Игорь не задавал вопросов — всегда обнимал крепче, гладил по плечам, по волосам, шептал какую-то сонную сумятицу на ухо, вновь и вновь вызывая улыбку у своего полковника.
— Игорь… — мужчина тяжело опускается на кровать — та продавливается с лёгким скрипом, но Катамаранов и бровью не ведёт.

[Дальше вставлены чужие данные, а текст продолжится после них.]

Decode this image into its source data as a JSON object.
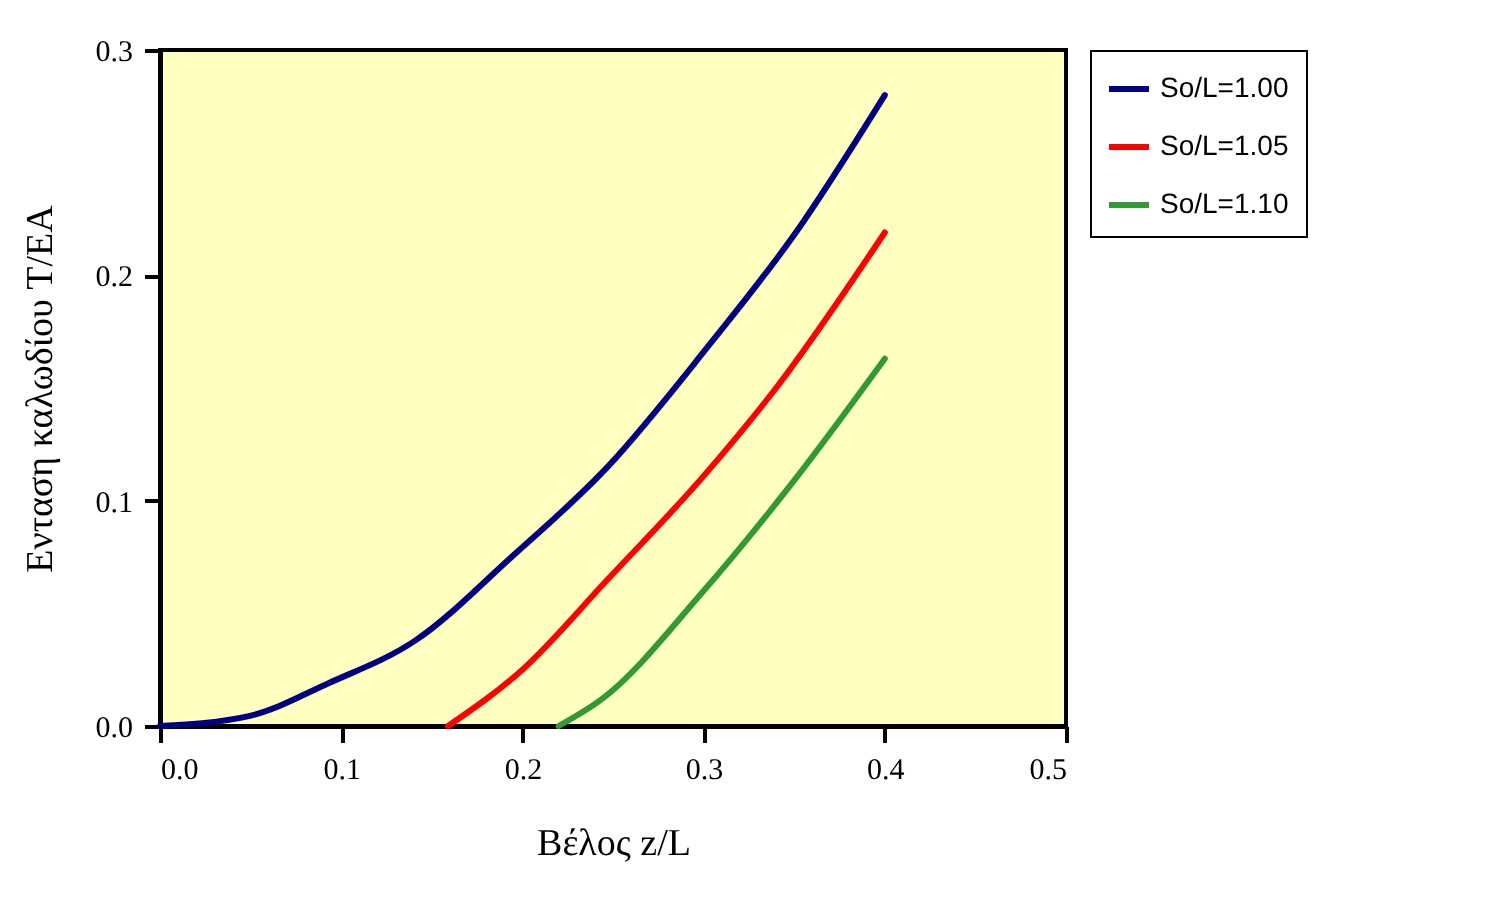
{
  "chart_data": {
    "type": "line",
    "xlabel": "Βέλος z/L",
    "ylabel": "Ενταση καλωδίου T/EA",
    "xlim": [
      0,
      0.5
    ],
    "xticks": [
      {
        "value": 0,
        "label": "0.0"
      },
      0.1,
      0.2,
      0.3,
      0.4,
      0.5
    ],
    "ylim": [
      0,
      0.3
    ],
    "yticks": [
      {
        "value": 0,
        "label": "0.0"
      },
      0.1,
      0.2,
      0.3
    ],
    "grid": false,
    "legend": "right",
    "marker": "none",
    "line_style": "solid",
    "series": [
      {
        "name": "So/L=1.00",
        "color": "#000080",
        "x": [
          0,
          0.049,
          0.093,
          0.141,
          0.194,
          0.247,
          0.302,
          0.35,
          0.4
        ],
        "values": [
          0,
          0.0044,
          0.019,
          0.038,
          0.075,
          0.115,
          0.168,
          0.218,
          0.28
        ]
      },
      {
        "name": "So/L=1.05",
        "color": "#ff0000",
        "x": [
          0.159,
          0.2,
          0.247,
          0.299,
          0.34,
          0.4
        ],
        "values": [
          0,
          0.025,
          0.065,
          0.11,
          0.15,
          0.219
        ]
      },
      {
        "name": "So/L=1.10",
        "color": "#339933",
        "x": [
          0.22,
          0.244,
          0.299,
          0.35,
          0.4
        ],
        "values": [
          0,
          0.012,
          0.059,
          0.109,
          0.163
        ]
      }
    ]
  }
}
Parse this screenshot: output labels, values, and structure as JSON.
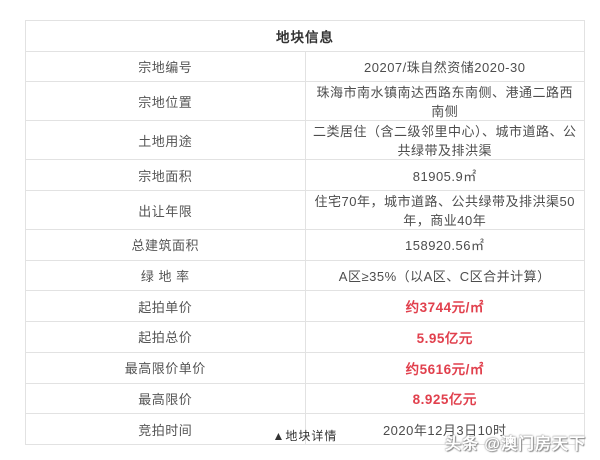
{
  "colors": {
    "highlight": "#e1404d",
    "border": "#e2e2e2",
    "text": "#4f4f4f"
  },
  "table": {
    "title": "地块信息",
    "rows": [
      {
        "label": "宗地编号",
        "value": "20207/珠自然资储2020-30",
        "highlight": false
      },
      {
        "label": "宗地位置",
        "value": "珠海市南水镇南达西路东南侧、港通二路西南侧",
        "highlight": false
      },
      {
        "label": "土地用途",
        "value": "二类居住（含二级邻里中心）、城市道路、公共绿带及排洪渠",
        "highlight": false
      },
      {
        "label": "宗地面积",
        "value": "81905.9㎡",
        "highlight": false
      },
      {
        "label": "出让年限",
        "value": "住宅70年，城市道路、公共绿带及排洪渠50年，商业40年",
        "highlight": false
      },
      {
        "label": "总建筑面积",
        "value": "158920.56㎡",
        "highlight": false
      },
      {
        "label": "绿 地 率",
        "value": "A区≥35%（以A区、C区合并计算）",
        "highlight": false
      },
      {
        "label": "起拍单价",
        "value": "约3744元/㎡",
        "highlight": true
      },
      {
        "label": "起拍总价",
        "value": "5.95亿元",
        "highlight": true
      },
      {
        "label": "最高限价单价",
        "value": "约5616元/㎡",
        "highlight": true
      },
      {
        "label": "最高限价",
        "value": "8.925亿元",
        "highlight": true
      },
      {
        "label": "竞拍时间",
        "value": "2020年12月3日10时",
        "highlight": false
      }
    ]
  },
  "footer": {
    "caption": "▲地块详情"
  },
  "watermark": {
    "text": "头条 @澳门房天下"
  }
}
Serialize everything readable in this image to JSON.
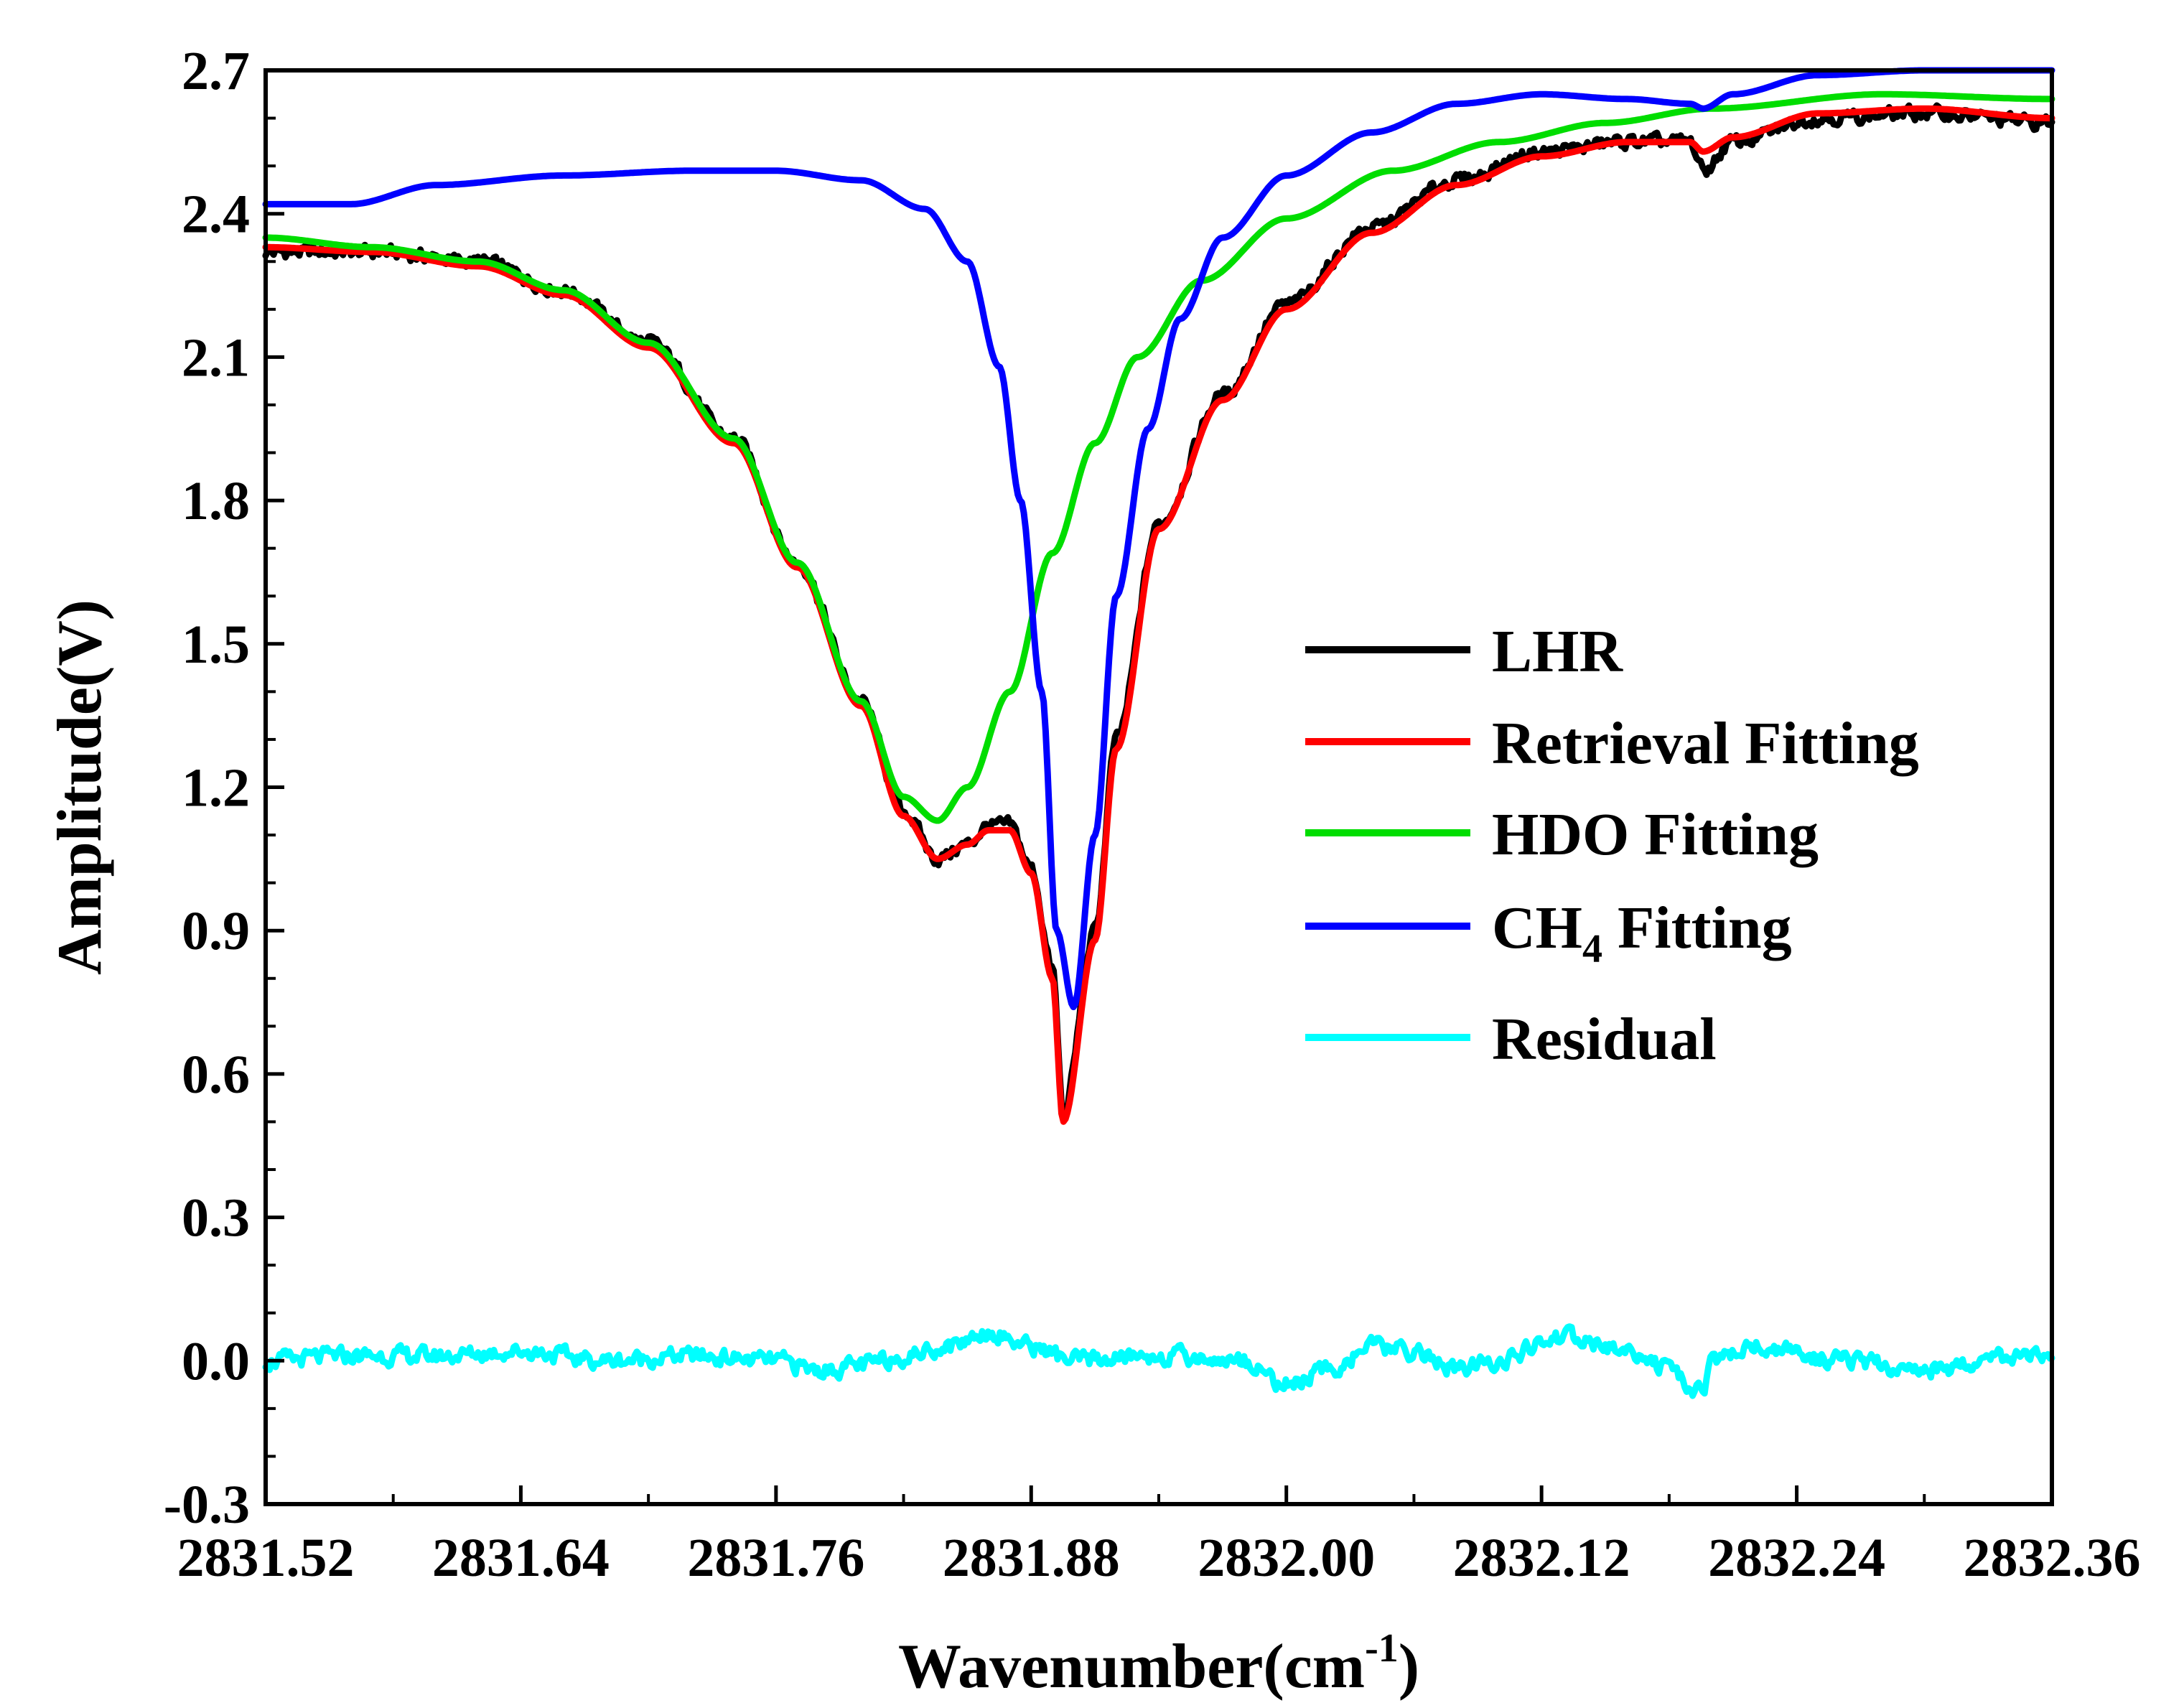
{
  "chart_data": {
    "type": "line",
    "title": "",
    "xlabel": "Wavenumber(cm",
    "xlabel_sup": "-1",
    "xlabel_end": ")",
    "ylabel": "Amplitude(V)",
    "xlim": [
      2831.52,
      2832.36
    ],
    "ylim": [
      -0.3,
      2.7
    ],
    "x_ticks": [
      2831.52,
      2831.64,
      2831.76,
      2831.88,
      2832.0,
      2832.12,
      2832.24,
      2832.36
    ],
    "x_tick_labels": [
      "2831.52",
      "2831.64",
      "2831.76",
      "2831.88",
      "2832.00",
      "2832.12",
      "2832.24",
      "2832.36"
    ],
    "y_ticks": [
      -0.3,
      0.0,
      0.3,
      0.6,
      0.9,
      1.2,
      1.5,
      1.8,
      2.1,
      2.4,
      2.7
    ],
    "y_tick_labels": [
      "-0.3",
      "0.0",
      "0.3",
      "0.6",
      "0.9",
      "1.2",
      "1.5",
      "1.8",
      "2.1",
      "2.4",
      "2.7"
    ],
    "grid": false,
    "legend_position": "center-right",
    "series": [
      {
        "name": "LHR",
        "color": "#000000",
        "noisy": true,
        "x": [
          2831.52,
          2831.57,
          2831.62,
          2831.66,
          2831.7,
          2831.74,
          2831.77,
          2831.8,
          2831.82,
          2831.836,
          2831.85,
          2831.86,
          2831.87,
          2831.88,
          2831.89,
          2831.895,
          2831.91,
          2831.92,
          2831.94,
          2831.97,
          2832.0,
          2832.04,
          2832.08,
          2832.12,
          2832.16,
          2832.19,
          2832.196,
          2832.21,
          2832.25,
          2832.3,
          2832.36
        ],
        "y": [
          2.32,
          2.32,
          2.3,
          2.24,
          2.13,
          1.93,
          1.67,
          1.38,
          1.15,
          1.05,
          1.08,
          1.12,
          1.12,
          1.03,
          0.82,
          0.52,
          0.9,
          1.3,
          1.75,
          2.02,
          2.21,
          2.37,
          2.47,
          2.53,
          2.55,
          2.55,
          2.49,
          2.55,
          2.6,
          2.61,
          2.59
        ]
      },
      {
        "name": "Retrieval Fitting",
        "color": "#ff0000",
        "noisy": false,
        "x": [
          2831.52,
          2831.57,
          2831.62,
          2831.66,
          2831.7,
          2831.74,
          2831.77,
          2831.8,
          2831.82,
          2831.836,
          2831.85,
          2831.86,
          2831.87,
          2831.88,
          2831.89,
          2831.895,
          2831.91,
          2831.92,
          2831.94,
          2831.97,
          2832.0,
          2832.04,
          2832.08,
          2832.12,
          2832.16,
          2832.19,
          2832.196,
          2832.21,
          2832.25,
          2832.3,
          2832.36
        ],
        "y": [
          2.33,
          2.32,
          2.29,
          2.23,
          2.12,
          1.92,
          1.66,
          1.37,
          1.14,
          1.05,
          1.08,
          1.11,
          1.11,
          1.02,
          0.8,
          0.5,
          0.88,
          1.28,
          1.74,
          2.01,
          2.2,
          2.36,
          2.46,
          2.52,
          2.55,
          2.55,
          2.53,
          2.56,
          2.61,
          2.62,
          2.6
        ]
      },
      {
        "name": "HDO Fitting",
        "color": "#00dd00",
        "noisy": false,
        "x": [
          2831.52,
          2831.57,
          2831.62,
          2831.66,
          2831.7,
          2831.74,
          2831.77,
          2831.8,
          2831.82,
          2831.836,
          2831.85,
          2831.87,
          2831.89,
          2831.91,
          2831.93,
          2831.96,
          2832.0,
          2832.05,
          2832.1,
          2832.15,
          2832.2,
          2832.28,
          2832.36
        ],
        "y": [
          2.35,
          2.33,
          2.3,
          2.24,
          2.13,
          1.93,
          1.67,
          1.38,
          1.18,
          1.13,
          1.2,
          1.4,
          1.69,
          1.92,
          2.1,
          2.26,
          2.39,
          2.49,
          2.55,
          2.59,
          2.62,
          2.65,
          2.64
        ]
      },
      {
        "name": "CH",
        "name_sub": "4",
        "name_suffix": " Fitting",
        "color": "#0000ff",
        "noisy": false,
        "x": [
          2831.52,
          2831.56,
          2831.6,
          2831.66,
          2831.72,
          2831.76,
          2831.8,
          2831.83,
          2831.85,
          2831.865,
          2831.875,
          2831.885,
          2831.892,
          2831.9,
          2831.91,
          2831.92,
          2831.935,
          2831.95,
          2831.97,
          2832.0,
          2832.04,
          2832.08,
          2832.12,
          2832.16,
          2832.19,
          2832.196,
          2832.21,
          2832.25,
          2832.3,
          2832.36
        ],
        "y": [
          2.42,
          2.42,
          2.46,
          2.48,
          2.49,
          2.49,
          2.47,
          2.41,
          2.3,
          2.08,
          1.8,
          1.4,
          0.9,
          0.74,
          1.1,
          1.6,
          1.95,
          2.18,
          2.35,
          2.48,
          2.57,
          2.63,
          2.65,
          2.64,
          2.63,
          2.62,
          2.65,
          2.69,
          2.7,
          2.7
        ]
      },
      {
        "name": "Residual",
        "color": "#00ffff",
        "noisy": true,
        "x": [
          2831.52,
          2831.56,
          2831.6,
          2831.64,
          2831.68,
          2831.72,
          2831.76,
          2831.78,
          2831.8,
          2831.82,
          2831.84,
          2831.86,
          2831.88,
          2831.9,
          2831.94,
          2831.98,
          2832.0,
          2832.02,
          2832.04,
          2832.06,
          2832.08,
          2832.1,
          2832.13,
          2832.16,
          2832.196,
          2832.2,
          2832.22,
          2832.26,
          2832.3,
          2832.34,
          2832.36
        ],
        "y": [
          0.0,
          0.01,
          0.01,
          0.02,
          0.0,
          0.01,
          0.0,
          -0.02,
          -0.01,
          0.01,
          0.03,
          0.06,
          0.03,
          0.0,
          0.01,
          0.0,
          -0.05,
          -0.02,
          0.03,
          0.02,
          -0.02,
          0.0,
          0.05,
          0.02,
          -0.06,
          0.0,
          0.03,
          0.0,
          -0.02,
          0.01,
          0.0
        ]
      }
    ]
  }
}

У его Игоря ресницы — вороньи крылья, непроглядно-чёрные, блестящие, длинные. Взмахнёт — и не станет ни этой хрущёвки, ни пахнущих хлоркой длинных занавесок, ни их самих.
И хорошо было бы.
Хорошо было бы, наверное, забыть о непрекращающемся бешеном яростном стуке в груди, о мимолётных взглядах ещё со школьной скамьи, о пьяных беседах на крышах домов.
Хорошо было бы утонуть в той же сонной безмятежности, в неведении, быть, как в материнской утробе — где есть лишь биение своего и чужого сердца.
Врач ему сказал, что у него аритмия. Аритмия… Да вот не в сердце только. В жизни. Всё идёт наперекосяк, стоит только оранжевой каске замельтешить на горизонте. Работа не работается, любые планы нарушаются, а сердце… сердце сходит с ума.
Неистово бьётся о рёбра, качает кровь с такой силой, что кончики ушей и скулы алеют, будто после пробежки. Бесконтрольно.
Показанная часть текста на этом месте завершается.